Can you tell a good story? Do you have skills in being able to find the right word for the occasion, or know how to keep audience attention, or are you able to talk about mundane and ordinary things in an interesting or exciting way?
The subject of your business is so familiar and important to you, the owner, that you base your company on your own ability to share what you know about the niche with your like-minded customers.
Because your business is very personal, it’s most effectively delivered to your clients in a one-on-one relationship.
You have the control and power to turn complete strangers into your friends and you can deliver your business as if you were sharing a close and treasured secret between friends.
It’s on that basis, that I’m suggesting you need to learn to become a story-teller if you’re not already one. It’s not really difficult.
You see, some business owners feel that they need to keep a formal, very professional relationship in place with their customers.
They treat their clients as if they were visiting dignitaries: they get the hands off, but white glove attention without ever getting too personal.
The trouble with that approach is that most customers don’t want to be treated that way.
They prefer a more sociable, friendly, neighbor-across-the-back-fence relationship.
They would rather have you as a trusted friend and advisor than an arms-length acquaintance that never gets too close.
Friends, especially close and trusted friends, are able to enjoy and relax with one another.
This type of informal, pull-up-a-chair-and-chat-for-a-spell relationship isn’t appropriate for all businesses, of course. But for many very targeted solo operator businesses, it is a relationship worth nurturing.
You wouldn’t expect to deal with some professionals, like your attorney or the mortgage company in this way.
But for a solo business owner that is most likely sharing his passion, his fun, his experience with his friends, it seems to be the best and most profitable approach on the Internet.
Tell stories, like one close friend would tell another, in your advertising, your web copy, on your blog, and in your communications with your customers and email subscribers.
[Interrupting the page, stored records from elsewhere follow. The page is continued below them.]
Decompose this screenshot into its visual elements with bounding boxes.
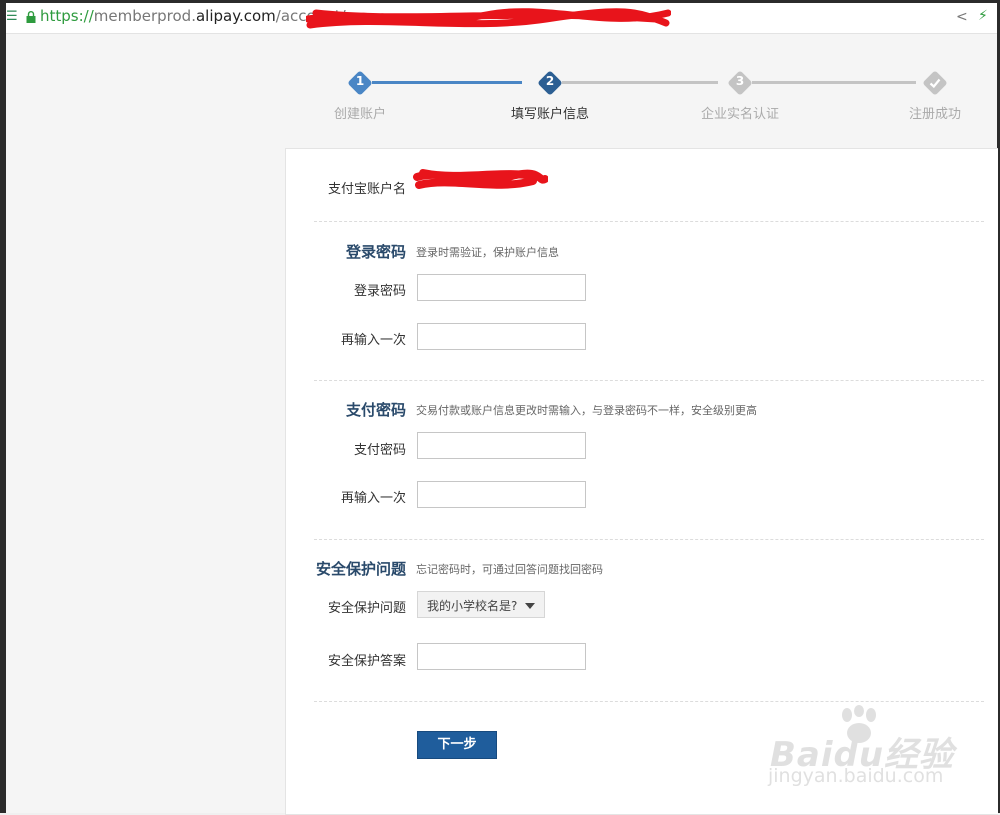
login-password-input[interactable] [417,274,586,301]
checkmark-icon [929,78,941,89]
watermark-site: jingyan.baidu.com [768,765,944,787]
dropdown-caret-icon [525,603,535,609]
url-scheme: https:// [40,7,94,25]
lock-icon [26,11,36,23]
login-password-hint: 登录时需验证，保护账户信息 [416,246,559,259]
lightning-icon[interactable]: ⚡ [978,8,988,24]
step-label-2: 填写账户信息 [511,107,590,122]
payment-password-label: 支付密码 [354,443,407,458]
payment-password-section-title: 支付密码 [346,401,407,419]
browser-address-bar[interactable]: ☰ https://memberprod.alipay.com/account/… [6,3,997,34]
payment-password-confirm-input[interactable] [417,481,586,508]
payment-password-hint: 交易付款或账户信息更改时需输入，与登录密码不一样，安全级别更高 [416,404,757,417]
step-number-2: 2 [545,74,555,88]
login-password-confirm-input[interactable] [417,323,586,350]
step-label-1: 创建账户 [334,107,387,122]
login-password-label: 登录密码 [354,284,407,299]
section-divider [314,701,984,702]
step-node-1: 1 [347,70,373,96]
step-label-3: 企业实名认证 [701,107,780,122]
section-divider [314,539,984,540]
step-connector-3 [752,81,916,84]
section-divider [314,221,984,222]
step-number-3: 3 [735,74,745,88]
url-domain: alipay.com [195,7,276,25]
security-question-hint: 忘记密码时，可通过回答问题找回密码 [416,563,603,576]
security-answer-input[interactable] [417,643,586,670]
next-step-button[interactable]: 下一步 [417,731,497,759]
step-number-1: 1 [355,74,365,88]
step-node-4 [922,70,948,96]
redaction-scribble-url [306,8,671,29]
payment-password-confirm-label: 再输入一次 [341,491,407,506]
step-label-4: 注册成功 [909,107,962,122]
login-password-section-title: 登录密码 [346,243,407,261]
section-divider [314,380,984,381]
menu-icon[interactable]: ☰ [6,9,18,24]
step-node-3: 3 [727,70,753,96]
baidu-jingyan-watermark: Baidu经验 jingyan.baidu.com [758,705,958,795]
url-host-prefix: memberprod. [93,7,196,25]
account-name-label: 支付宝账户名 [328,182,407,197]
security-question-section-title: 安全保护问题 [316,560,407,578]
step-connector-2 [562,81,718,84]
step-node-2: 2 [537,70,563,96]
registration-stepper: 1 2 3 创建账户 填写账户信息 企业实名认证 注册成功 [6,34,997,134]
share-icon[interactable]: < [956,9,968,25]
security-answer-label: 安全保护答案 [328,654,407,669]
login-password-confirm-label: 再输入一次 [341,333,407,348]
security-question-select[interactable]: 我的小学校名是? [417,591,545,618]
page-content: 1 2 3 创建账户 填写账户信息 企业实名认证 注册成功 支付宝账户名 登录密… [6,34,998,815]
security-question-label: 安全保护问题 [328,601,407,616]
redaction-scribble-account-name [413,169,548,189]
security-question-value: 我的小学校名是? [427,599,518,613]
payment-password-input[interactable] [417,432,586,459]
step-connector-1 [372,81,522,84]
Don’t just list features and benefits and specifications related to your products and business . . . tell your customers how you enjoyed using . . . (whatever it was) and explain by using personal examples how it solved your personal problem.
Instead of making a sales pitch to a prospect, you are simply making a personal recommendation to a trusted friend as you are telling your story.
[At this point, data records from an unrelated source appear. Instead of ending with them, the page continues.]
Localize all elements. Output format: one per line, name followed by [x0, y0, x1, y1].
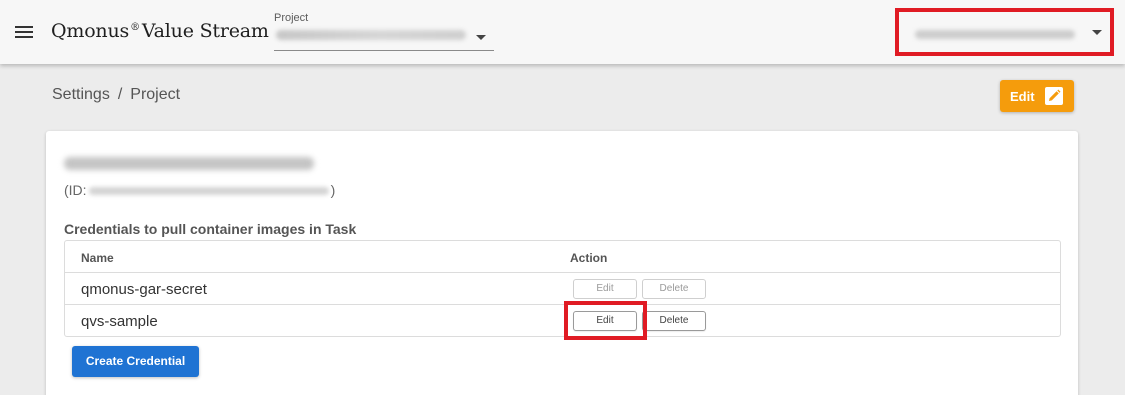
table-header: Name Action [65, 241, 1060, 273]
app-title: Qmonus® Value Stream [51, 20, 269, 42]
caret-down-icon [1092, 30, 1102, 35]
pencil-icon [1045, 87, 1063, 105]
breadcrumb-separator: / [117, 86, 123, 103]
project-select[interactable]: Project [274, 8, 494, 51]
breadcrumb: Settings / Project [52, 86, 180, 104]
delete-credential-button[interactable]: Delete [642, 279, 706, 299]
edit-project-label: Edit [1010, 89, 1035, 104]
table-row: qvs-sample Edit Delete [65, 305, 1060, 337]
registered-mark: ® [130, 22, 140, 33]
brand-name: Qmonus [51, 20, 130, 42]
column-header-action: Action [570, 251, 608, 265]
app-bar: Qmonus® Value Stream Project [0, 0, 1125, 64]
edit-project-button[interactable]: Edit [1000, 80, 1074, 112]
edit-credential-button[interactable]: Edit [573, 311, 637, 331]
breadcrumb-item-project: Project [130, 86, 181, 103]
project-card: (ID:) Credentials to pull container imag… [46, 131, 1078, 395]
hamburger-menu-icon[interactable] [12, 20, 36, 44]
project-select-value-redacted [276, 30, 466, 40]
credentials-table: Name Action qmonus-gar-secret Edit Delet… [64, 240, 1061, 337]
caret-down-icon [476, 35, 486, 40]
create-credential-button[interactable]: Create Credential [72, 346, 199, 377]
project-id-redacted [88, 187, 329, 196]
table-row: qmonus-gar-secret Edit Delete [65, 273, 1060, 305]
project-id: (ID:) [64, 182, 335, 198]
project-id-suffix: ) [330, 182, 336, 198]
breadcrumb-item-settings[interactable]: Settings [52, 86, 110, 103]
project-name-redacted [64, 157, 314, 170]
credential-name: qvs-sample [81, 313, 158, 330]
edit-credential-button[interactable]: Edit [573, 279, 637, 299]
project-id-prefix: (ID: [64, 182, 87, 198]
user-email-redacted [915, 30, 1075, 39]
credentials-section-title: Credentials to pull container images in … [64, 221, 357, 237]
delete-credential-button[interactable]: Delete [642, 311, 706, 331]
column-header-name: Name [81, 251, 114, 265]
user-account-menu[interactable] [895, 8, 1114, 56]
credential-name: qmonus-gar-secret [81, 281, 207, 298]
project-select-label: Project [274, 12, 309, 24]
brand-product: Value Stream [141, 20, 269, 42]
There is a huge difference in these approaches.
You will learn that trust between a prospect and the seller is very important to profitable online business sales. Prospects purchase from those that they know, like, and trust.
Educating your audience, advertising, and promoting your small business can all be accomplished to some extent by story telling.
A great story will engage your audience, it will help to disarm prospects who are naturally skeptical and wary. Stories that are fun, or entertaining, or suspenseful will help to calm and put prospects in a more relaxed and less suspicious mood.
Most of us were taught at a very early age that stories are good!
Why not try adding more stories to your business marketing? I believe you will be pleasantly surprised at how effective a good story can be in promoting and selling your business and your products.